И становится еще тяжелее, когда вспомнишь вечера у Шамова…
К лавке один за другим подходят слобожане, привыкшие в праздничные вечера слушать мудрость Брундукова. Против крыльца на земле растянулся слободской вор и гуляка Ровягин, добрый, всеми любимый парень. Ему лет тридцать, но он кажется юношей, — такой стройный, свежий, кудрявый; глаза у него ясные и глупые, точно у ребенка.
— В Америке, — рассказывает Брундуков, — даже машина для занятых людей есть особая — пищу жует! Там — так работают, что и есть некогда; положат в машину всякой пищи, а она — жует.
— Вот — черти! — изумляется Ровягин, покуривая щегольскую трубку.
— А от машины везде резиновые трубки проведены, взял трубку, пососал, и — готово! — сыт! Публика смеется. Верят? Кажется, верят.
Только Ровягин спрашивает:
— Поди — не скусно?
— Там на то не глядят. Там повара по десять тысяч в год получают! Казенные повара… Панашкин говорит мне вполголоса:
— Опровергни ты его, пожалуйста!
А лавочник рассказывает, точно читая невидимую книгу:
— Американский ученый Фукот даже землю взвесил, — тридцать два миллиона пуд потянула земля! Надул воздушный шар, агромадной величины, окружил землю цепями и поднял, а она качается, вроде маятника…
Свисток парохода заглушает голос мудреца, а мне все вспоминаются вечера у Шамова. Там люди играют знаниями, точно ловкие дети мячами. Истины там отменно хороши — такие круглые, ясные, без устрашающих фантазий Брундукова, вроде жевательной машины. Там люди — гордо, как павлины, распускают пестрые хвосты своих знаний.
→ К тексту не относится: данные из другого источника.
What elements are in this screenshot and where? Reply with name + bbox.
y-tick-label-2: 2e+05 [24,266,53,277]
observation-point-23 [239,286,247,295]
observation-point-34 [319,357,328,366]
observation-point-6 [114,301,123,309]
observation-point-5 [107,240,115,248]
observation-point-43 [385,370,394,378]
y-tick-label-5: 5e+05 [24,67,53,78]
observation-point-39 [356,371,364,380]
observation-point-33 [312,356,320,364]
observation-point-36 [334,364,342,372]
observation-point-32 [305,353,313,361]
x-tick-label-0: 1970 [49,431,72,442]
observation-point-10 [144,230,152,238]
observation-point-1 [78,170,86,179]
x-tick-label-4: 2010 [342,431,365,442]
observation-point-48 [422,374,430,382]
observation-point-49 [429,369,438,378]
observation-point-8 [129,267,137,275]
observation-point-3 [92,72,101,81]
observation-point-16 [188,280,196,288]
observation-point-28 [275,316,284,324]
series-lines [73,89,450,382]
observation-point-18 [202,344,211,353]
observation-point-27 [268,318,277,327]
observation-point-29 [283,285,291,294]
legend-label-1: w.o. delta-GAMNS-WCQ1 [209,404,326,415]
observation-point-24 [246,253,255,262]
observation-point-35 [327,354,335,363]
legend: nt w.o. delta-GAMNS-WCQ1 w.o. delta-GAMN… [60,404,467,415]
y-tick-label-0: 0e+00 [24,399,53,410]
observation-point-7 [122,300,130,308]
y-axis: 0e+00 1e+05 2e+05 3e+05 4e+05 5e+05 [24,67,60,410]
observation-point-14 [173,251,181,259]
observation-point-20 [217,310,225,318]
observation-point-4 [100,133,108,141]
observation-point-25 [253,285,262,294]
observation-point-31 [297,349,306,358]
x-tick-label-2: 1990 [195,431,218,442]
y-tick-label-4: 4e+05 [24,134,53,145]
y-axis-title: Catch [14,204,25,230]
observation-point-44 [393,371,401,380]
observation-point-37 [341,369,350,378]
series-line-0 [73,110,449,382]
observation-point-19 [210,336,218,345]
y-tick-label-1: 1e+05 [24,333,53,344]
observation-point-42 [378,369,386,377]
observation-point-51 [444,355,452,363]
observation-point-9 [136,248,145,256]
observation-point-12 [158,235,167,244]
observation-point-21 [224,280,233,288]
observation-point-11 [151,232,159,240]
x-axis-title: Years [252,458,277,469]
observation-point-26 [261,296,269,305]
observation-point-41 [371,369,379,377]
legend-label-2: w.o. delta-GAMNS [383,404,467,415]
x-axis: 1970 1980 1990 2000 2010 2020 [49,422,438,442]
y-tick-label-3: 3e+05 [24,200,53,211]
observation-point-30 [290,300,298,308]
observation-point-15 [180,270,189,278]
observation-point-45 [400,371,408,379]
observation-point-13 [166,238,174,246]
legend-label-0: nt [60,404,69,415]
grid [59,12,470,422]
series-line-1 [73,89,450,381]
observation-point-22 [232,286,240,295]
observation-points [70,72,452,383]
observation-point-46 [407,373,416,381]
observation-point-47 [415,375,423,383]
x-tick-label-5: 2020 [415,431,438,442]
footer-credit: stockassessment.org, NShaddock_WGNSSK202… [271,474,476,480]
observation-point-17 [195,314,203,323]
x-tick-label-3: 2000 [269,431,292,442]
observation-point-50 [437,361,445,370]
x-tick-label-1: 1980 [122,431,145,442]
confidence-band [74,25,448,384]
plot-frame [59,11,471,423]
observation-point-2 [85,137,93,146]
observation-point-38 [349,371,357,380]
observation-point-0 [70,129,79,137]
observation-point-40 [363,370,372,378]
А здесь они облепили крыльцо лавки, точно тараканы корку хлеба. Стоят, сидят, лежат и жадно, молча питаются странной чепухой Брундукова, человека, который обладает чудесным свойством украшать всякую истину ослиными ушами.
— А бог в Америке называется Озарис…
Подталкиваемый Панашкиным, я начинаю опровергать:
— Не Озарис, а — Озирис, и это не в Америке, а — в Африке, в Египте…
— Чего? — иронически прищурясь, спрашивает Брундуков.
Я повторяю, он прерывает меня:
— Стой! Первое — в Египте живут ефиопы, и бога у них пет! Это — раз! Второе — Озирис — слово без смысла, а — Озарис значит — сияй! Это — два! И третье — тебе рано поправлять меня, господин ни то ни се! Ты «Ниву» читал?
— Позвольте, — говорю я, но Брундуков не терпит, когда сомневаются в его знаниях, не доверяют его мудрости, — в этих случаях он иронически прищуривает рыжие глаза и, пронзая невера двумя острыми иголочками, истязует его пусторечием:
— Ты ефиопскую историю знаешь? Так я тебе скажу, что сами ефиопы языка своего не понимают, потому что у них было несколько языков, как у магометанских татар…
— Всякое сословие врет по-своему, — неожиданно вставляет Панашкин, и его слова очень веселят публику.
Но я уничтожен, а Брундуков торжествует, и снова тянутся его слова:
— Египет действительно был, но разрушен Бонапартом.
— Так-то, — тихонько говорит Панашкин, — у всякого свое умосклонение: один бредит Америкой, другой — неизвестно чем, а каждому хочется сладенького; хоть патоки, лишь бы — все-таки!
По заходе солнца Панашкин кашляет чаше и злее; он зябнет, кутается в поддевку, потертую на швах и украшенную заплатами.
Я спрашиваю его:
— А вы о чем мечтаете?
Он медленно распускает сухие губы в улыбку.
— Было бы у меня три пятиалтынных, пошел бы я в трактир, заказал бы рыбью селянку на сковородке, с перчиком да с лучком, а потом бы — пивка, эх!
— Больше ничего?
— А чего же еще на три-то пятиалтынных?
— Ну, а — кроме этого, вообще, — ничего не хочется?
Подумав немного, он отвечает спокойно:
— Поздно мне хотеть, умру скоро… Да, брат, умру!